Researchers from the Technical University of Denmark (DTU) and Chalmers University of Technology in Gothenburg, Sweden, have achieved data rates of more than 1Pbit/s using a single laser and a single optical chip, foreign media reported recently. The international team successfully transmitted 1.84Pbit/s over a 37-core, 7.9-km-long fiber using a single light source. The light source is a custom designed frequency comb ring resonator that generates 223 wavelength channels. Today’s equivalent system requires more than 1,000 lasers, marking a significant reduction in the size and power consumption of Internet delivery systems.
Researchers have doubled the speed of the Internet
“We also present a theoretical analysis showing that a single chip-level light source should be able to support 100Pbit/s in massively parallel spatial and wavelength multiplexed data transfer systems. Our findings may mark a shift in the design of future communication systems targeting device efficient transmitters and receivers, “the researchers said.
“What makes this chip special is that it produces a frequency comb with ideal optical fiber communication properties – it has high optical power and covers a wide band in the spectral region of interest for advanced optical communication,” Victor Torres-Inc., a professor at Chalmers University of Technology.
“In fact, some of the characteristic parameters are coincidental rather than by design,” he said. “However, through the efforts of my team, we are now able to reverse engineer the process and achieve highly reproducible microcombs for targeted applications in the telecommunications field.”

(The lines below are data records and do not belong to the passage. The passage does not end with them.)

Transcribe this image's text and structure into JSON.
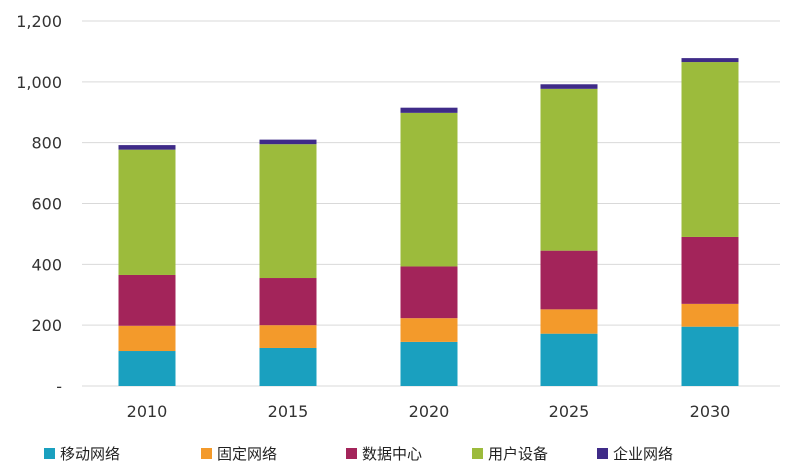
{
  "chart_data": {
    "type": "bar",
    "stacked": true,
    "categories": [
      "2010",
      "2015",
      "2020",
      "2025",
      "2030"
    ],
    "series": [
      {
        "name": "移动网络",
        "color": "#1aa0bf",
        "values": [
          115,
          125,
          145,
          172,
          195
        ]
      },
      {
        "name": "固定网络",
        "color": "#f39a2b",
        "values": [
          83,
          75,
          78,
          80,
          75
        ]
      },
      {
        "name": "数据中心",
        "color": "#a3245a",
        "values": [
          167,
          155,
          170,
          193,
          220
        ]
      },
      {
        "name": "用户设备",
        "color": "#9cbb3c",
        "values": [
          412,
          440,
          505,
          532,
          575
        ]
      },
      {
        "name": "企业网络",
        "color": "#3f2b88",
        "values": [
          15,
          15,
          17,
          15,
          13
        ]
      }
    ],
    "ylim": [
      0,
      1200
    ],
    "yticks": [
      {
        "value": 0,
        "label": "-"
      },
      {
        "value": 200,
        "label": "200"
      },
      {
        "value": 400,
        "label": "400"
      },
      {
        "value": 600,
        "label": "600"
      },
      {
        "value": 800,
        "label": "800"
      },
      {
        "value": 1000,
        "label": "1,000"
      },
      {
        "value": 1200,
        "label": "1,200"
      }
    ],
    "grid": true,
    "legend": "bottom",
    "title": "",
    "xlabel": "",
    "ylabel": ""
  }
}
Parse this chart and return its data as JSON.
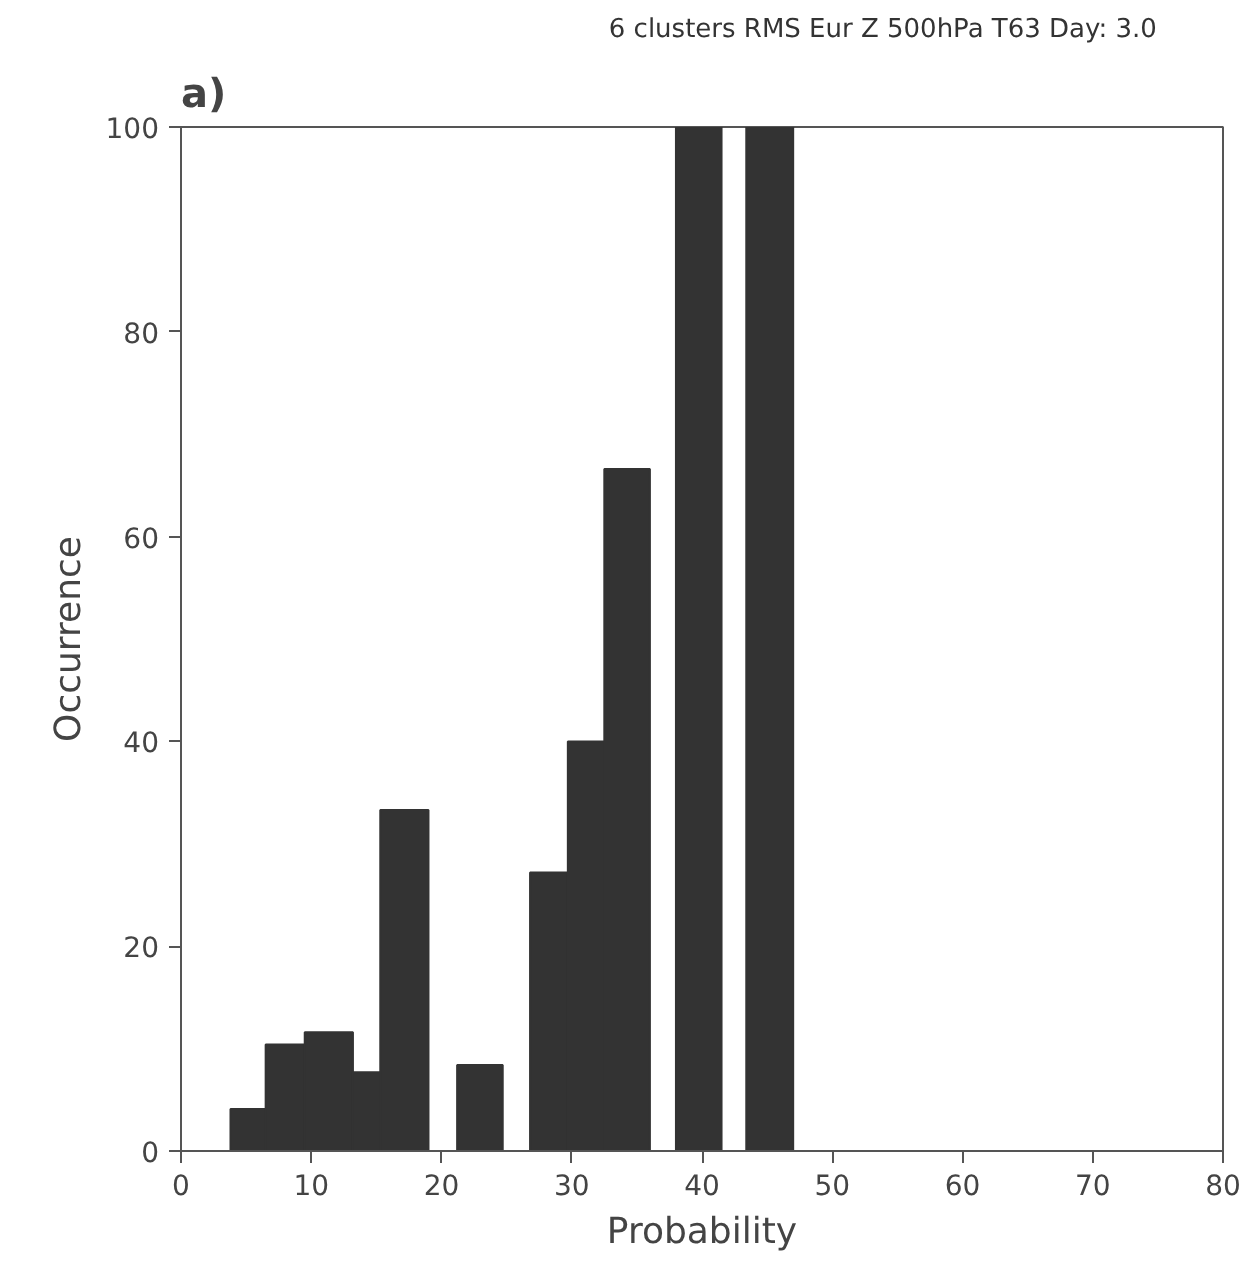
{
  "chart_data": {
    "type": "histogram",
    "title": "6 clusters RMS   Eur   Z 500hPa   T63   Day: 3.0",
    "annotations": [
      "a)"
    ],
    "xlabel": "Probability",
    "ylabel": "Occurrence",
    "bins": [
      3.8,
      6.5,
      9.5,
      13.2,
      15.3,
      19.0,
      21.2,
      24.7,
      26.8,
      29.7,
      32.5,
      36.0,
      38.0,
      41.5,
      43.4,
      47.0
    ],
    "values": [
      4.1,
      10.4,
      11.6,
      7.7,
      33.3,
      0,
      8.4,
      0,
      27.2,
      40,
      66.6,
      0,
      100,
      0,
      100
    ],
    "color": "#333333",
    "xlim": [
      0,
      80
    ],
    "ylim": [
      0,
      100
    ],
    "xticks": [
      0,
      10,
      20,
      30,
      40,
      50,
      60,
      70,
      80
    ],
    "yticks": [
      0,
      20,
      40,
      60,
      80,
      100
    ],
    "grid": false
  }
}
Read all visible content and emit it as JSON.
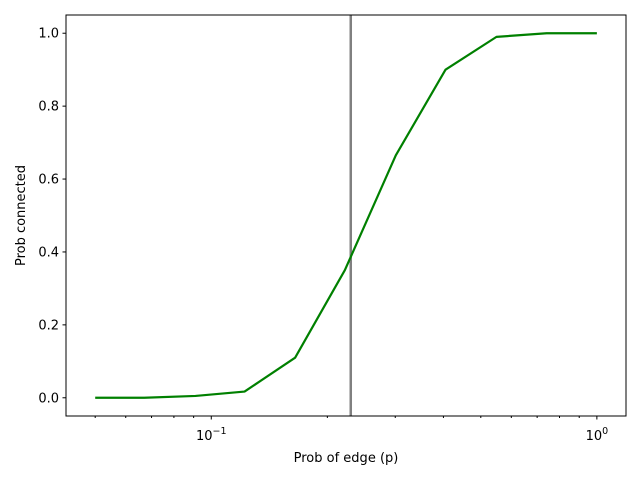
{
  "chart_data": {
    "type": "line",
    "title": "",
    "xlabel": "Prob of edge (p)",
    "ylabel": "Prob connected",
    "xscale": "log",
    "xlim": [
      0.042,
      1.19
    ],
    "ylim": [
      -0.05,
      1.05
    ],
    "grid": false,
    "legend": "none",
    "x_ticks_major": [
      {
        "value": 0.1,
        "label": "10",
        "sup": "−1"
      },
      {
        "value": 1.0,
        "label": "10",
        "sup": "0"
      }
    ],
    "x_ticks_minor": [
      0.05,
      0.06,
      0.07,
      0.08,
      0.09,
      0.2,
      0.3,
      0.4,
      0.5,
      0.6,
      0.7,
      0.8,
      0.9
    ],
    "y_ticks": [
      {
        "value": 0.0,
        "label": "0.0"
      },
      {
        "value": 0.2,
        "label": "0.2"
      },
      {
        "value": 0.4,
        "label": "0.4"
      },
      {
        "value": 0.6,
        "label": "0.6"
      },
      {
        "value": 0.8,
        "label": "0.8"
      },
      {
        "value": 1.0,
        "label": "1.0"
      }
    ],
    "series": [
      {
        "color": "#008000",
        "x": [
          0.05,
          0.067,
          0.091,
          0.122,
          0.165,
          0.222,
          0.301,
          0.405,
          0.549,
          0.741,
          1.0
        ],
        "y": [
          0.0,
          0.0,
          0.005,
          0.017,
          0.11,
          0.35,
          0.665,
          0.9,
          0.99,
          1.0,
          1.0
        ]
      }
    ],
    "vline": {
      "x": 0.23,
      "color": "#808080"
    }
  }
}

“Our calculations show that with a single chip and a single laser manufactured at Chalmers University of Technology, we will be able to transmit data up to 100Pbit/s,” said Professor Leif Katsuo Oxenøwe, head of the Centre of Excellence for Silicon Photonics. DTU Optical Communication (SPOC).
“The reason for this is that our solution is scalable – both in terms of creating many frequencies and also in terms of dividing the frequency comb into many spatial copies and then optically amplifying them and using them as parallel sources where we can transmit data. Although the comb copy has to be amplified, we don’t lose the comb quality, and we use it for spectrally efficient data transmission.”
“In other words, our solution offers the potential to replace hundreds of thousands of lasers located at the heart of the Internet and in data centers, all of which consume power and generate heat. We have the opportunity to contribute to the realization of an Internet that reduces our climate footprint, “said Oxenløwe.
“There are efforts around the world to integrate laser sources into optical chips, and so are we. The more components we can integrate in the chip, the more efficient the overall transmitter will be. That is, lasers, comb chips, data modulators, and any amplifier elements. It will be an extremely efficient light emitter of data signals, “he said.